Page 1 of 1

Intel's "cripple AMD" function

Posted: 2019-12-30, 12:35:23
by agner
Intel is producing C++ and Fortran compilers as well as several highly optimized function libraries for a variety of purposes. Software programmers who are using Intel's compilers and function libraries are not always aware that software produced with these tools may run slower than necessary when it is executed on an AMD or VIA processor.

The code may contain several different versions, each optimized for a particular instruction set extension, such as SSE2, AVX, or AVX512. A so-called CPU dispatcher is choosing which code version to run, depending on the CPU it is running on. The CPU dispatcher may be fair or unfair. A fair CPU dispatcher will choose the optimal code version depending on which instruction set extension the CPU supports. An unfair CPU dispatcher will detect the brand of CPU and choose the optimal code path only when it is running on an Intel CPU. It will choose the slow "generic" version when running on another brand of CPU, even if the CPU is compatible with a better version.
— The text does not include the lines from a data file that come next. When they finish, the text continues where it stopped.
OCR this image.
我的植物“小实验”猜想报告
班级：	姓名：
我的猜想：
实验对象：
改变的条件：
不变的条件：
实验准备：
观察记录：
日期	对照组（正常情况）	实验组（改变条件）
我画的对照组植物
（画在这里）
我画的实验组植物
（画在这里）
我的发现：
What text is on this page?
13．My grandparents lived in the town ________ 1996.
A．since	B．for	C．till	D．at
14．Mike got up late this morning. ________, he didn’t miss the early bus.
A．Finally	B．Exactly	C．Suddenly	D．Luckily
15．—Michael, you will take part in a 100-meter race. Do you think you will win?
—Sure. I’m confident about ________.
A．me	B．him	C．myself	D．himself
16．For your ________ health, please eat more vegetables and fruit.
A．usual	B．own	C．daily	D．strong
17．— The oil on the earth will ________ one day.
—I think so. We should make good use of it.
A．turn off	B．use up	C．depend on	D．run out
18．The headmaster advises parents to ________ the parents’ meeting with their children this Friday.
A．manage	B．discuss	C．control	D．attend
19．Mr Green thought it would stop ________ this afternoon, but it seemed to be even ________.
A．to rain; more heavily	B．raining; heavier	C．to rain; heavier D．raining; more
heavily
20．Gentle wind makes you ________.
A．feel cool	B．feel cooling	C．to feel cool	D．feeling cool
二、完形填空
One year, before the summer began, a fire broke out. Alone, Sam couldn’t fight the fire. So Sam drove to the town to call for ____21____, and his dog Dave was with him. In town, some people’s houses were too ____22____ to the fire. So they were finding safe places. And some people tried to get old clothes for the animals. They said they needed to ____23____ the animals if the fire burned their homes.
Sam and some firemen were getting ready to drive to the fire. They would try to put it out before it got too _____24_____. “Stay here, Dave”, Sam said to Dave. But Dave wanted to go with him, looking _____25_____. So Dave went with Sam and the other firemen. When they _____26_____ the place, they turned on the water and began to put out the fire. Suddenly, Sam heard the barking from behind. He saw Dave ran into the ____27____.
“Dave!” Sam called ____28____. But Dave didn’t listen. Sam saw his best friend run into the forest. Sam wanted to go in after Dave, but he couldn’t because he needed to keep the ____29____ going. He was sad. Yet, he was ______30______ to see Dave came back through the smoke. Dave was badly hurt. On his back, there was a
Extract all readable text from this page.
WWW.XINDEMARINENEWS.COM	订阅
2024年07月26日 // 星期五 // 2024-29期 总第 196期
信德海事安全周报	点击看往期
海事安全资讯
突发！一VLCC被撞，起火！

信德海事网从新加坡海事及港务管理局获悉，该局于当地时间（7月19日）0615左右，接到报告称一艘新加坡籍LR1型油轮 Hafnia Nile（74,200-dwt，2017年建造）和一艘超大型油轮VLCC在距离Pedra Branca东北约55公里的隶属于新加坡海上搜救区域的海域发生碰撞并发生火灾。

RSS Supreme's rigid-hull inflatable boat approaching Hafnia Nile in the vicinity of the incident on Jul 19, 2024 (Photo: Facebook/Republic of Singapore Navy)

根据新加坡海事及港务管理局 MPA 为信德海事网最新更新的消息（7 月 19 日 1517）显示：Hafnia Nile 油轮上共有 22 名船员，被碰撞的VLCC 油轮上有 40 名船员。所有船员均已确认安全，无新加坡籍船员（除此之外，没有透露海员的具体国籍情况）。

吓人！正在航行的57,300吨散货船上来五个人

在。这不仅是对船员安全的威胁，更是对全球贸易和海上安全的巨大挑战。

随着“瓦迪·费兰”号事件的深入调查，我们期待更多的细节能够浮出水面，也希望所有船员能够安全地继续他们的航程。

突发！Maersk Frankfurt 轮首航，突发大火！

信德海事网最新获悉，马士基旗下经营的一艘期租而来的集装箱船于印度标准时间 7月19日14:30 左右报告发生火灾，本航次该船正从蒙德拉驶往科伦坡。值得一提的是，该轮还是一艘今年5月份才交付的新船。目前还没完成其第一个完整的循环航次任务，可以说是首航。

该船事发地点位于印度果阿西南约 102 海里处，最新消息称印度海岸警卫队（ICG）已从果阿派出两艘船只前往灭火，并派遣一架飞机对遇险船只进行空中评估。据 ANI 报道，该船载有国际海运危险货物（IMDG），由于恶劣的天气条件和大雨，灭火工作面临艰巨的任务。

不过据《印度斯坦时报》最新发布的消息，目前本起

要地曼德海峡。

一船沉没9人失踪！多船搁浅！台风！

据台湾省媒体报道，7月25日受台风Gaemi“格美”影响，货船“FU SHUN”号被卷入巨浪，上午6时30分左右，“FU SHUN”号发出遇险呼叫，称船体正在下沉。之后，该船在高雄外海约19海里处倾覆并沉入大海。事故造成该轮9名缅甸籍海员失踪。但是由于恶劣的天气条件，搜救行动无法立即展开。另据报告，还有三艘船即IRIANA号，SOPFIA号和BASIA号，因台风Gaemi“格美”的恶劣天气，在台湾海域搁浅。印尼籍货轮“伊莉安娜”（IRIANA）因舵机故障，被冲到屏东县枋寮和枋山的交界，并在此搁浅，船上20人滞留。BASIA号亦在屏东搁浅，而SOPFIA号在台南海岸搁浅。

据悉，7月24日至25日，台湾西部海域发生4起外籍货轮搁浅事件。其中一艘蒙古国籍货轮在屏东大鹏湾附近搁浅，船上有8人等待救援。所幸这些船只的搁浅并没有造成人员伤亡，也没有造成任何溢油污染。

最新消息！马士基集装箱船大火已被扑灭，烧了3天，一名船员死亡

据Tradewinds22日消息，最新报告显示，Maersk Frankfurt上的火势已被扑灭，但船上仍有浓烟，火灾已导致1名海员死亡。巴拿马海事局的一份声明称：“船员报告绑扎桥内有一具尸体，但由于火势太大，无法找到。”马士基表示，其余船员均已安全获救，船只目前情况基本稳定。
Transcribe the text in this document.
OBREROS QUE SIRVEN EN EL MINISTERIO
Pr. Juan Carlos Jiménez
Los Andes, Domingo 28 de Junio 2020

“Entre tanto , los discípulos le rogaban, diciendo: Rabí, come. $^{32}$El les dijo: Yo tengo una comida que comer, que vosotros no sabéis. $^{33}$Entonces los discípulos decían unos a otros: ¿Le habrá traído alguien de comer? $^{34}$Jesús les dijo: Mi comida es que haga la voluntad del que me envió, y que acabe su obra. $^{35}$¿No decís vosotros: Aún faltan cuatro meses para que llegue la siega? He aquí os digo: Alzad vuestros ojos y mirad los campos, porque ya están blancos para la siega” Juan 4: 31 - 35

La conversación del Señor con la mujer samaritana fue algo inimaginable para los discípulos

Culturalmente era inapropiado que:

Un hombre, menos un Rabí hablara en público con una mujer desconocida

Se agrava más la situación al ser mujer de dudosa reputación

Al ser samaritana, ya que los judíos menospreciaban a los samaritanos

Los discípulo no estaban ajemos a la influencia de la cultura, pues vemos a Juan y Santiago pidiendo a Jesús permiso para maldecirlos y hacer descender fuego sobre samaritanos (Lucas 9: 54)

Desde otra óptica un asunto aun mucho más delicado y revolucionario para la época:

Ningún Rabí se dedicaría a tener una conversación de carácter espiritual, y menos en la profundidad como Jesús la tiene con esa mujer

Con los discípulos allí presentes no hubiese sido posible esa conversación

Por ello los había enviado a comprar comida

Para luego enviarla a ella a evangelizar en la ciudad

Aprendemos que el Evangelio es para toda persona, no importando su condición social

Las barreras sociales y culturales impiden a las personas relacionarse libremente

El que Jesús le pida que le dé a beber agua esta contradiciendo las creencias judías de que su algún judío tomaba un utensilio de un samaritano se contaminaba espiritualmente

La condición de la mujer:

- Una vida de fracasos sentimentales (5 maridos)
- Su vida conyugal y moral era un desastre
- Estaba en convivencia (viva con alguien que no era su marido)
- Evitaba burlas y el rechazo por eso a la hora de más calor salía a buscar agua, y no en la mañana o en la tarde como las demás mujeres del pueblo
The fact that unfair CPU dispatchers have appeared in software produced by third party programmers without their knowledge, has led to a lot of controversy and legal battles. We have even seen misleading benchmark comparisons between Intel and AMD processors based on benchmark software that contained unfair CPU dispatchers.

A long discussion thread on this topic can be seen in an older version of this blog at https://www.agner.org/optimize/blog/read.php?i=49. The present post is a digest of this discussion with a review of the most important conclusions. Links and details can be found in the original thread.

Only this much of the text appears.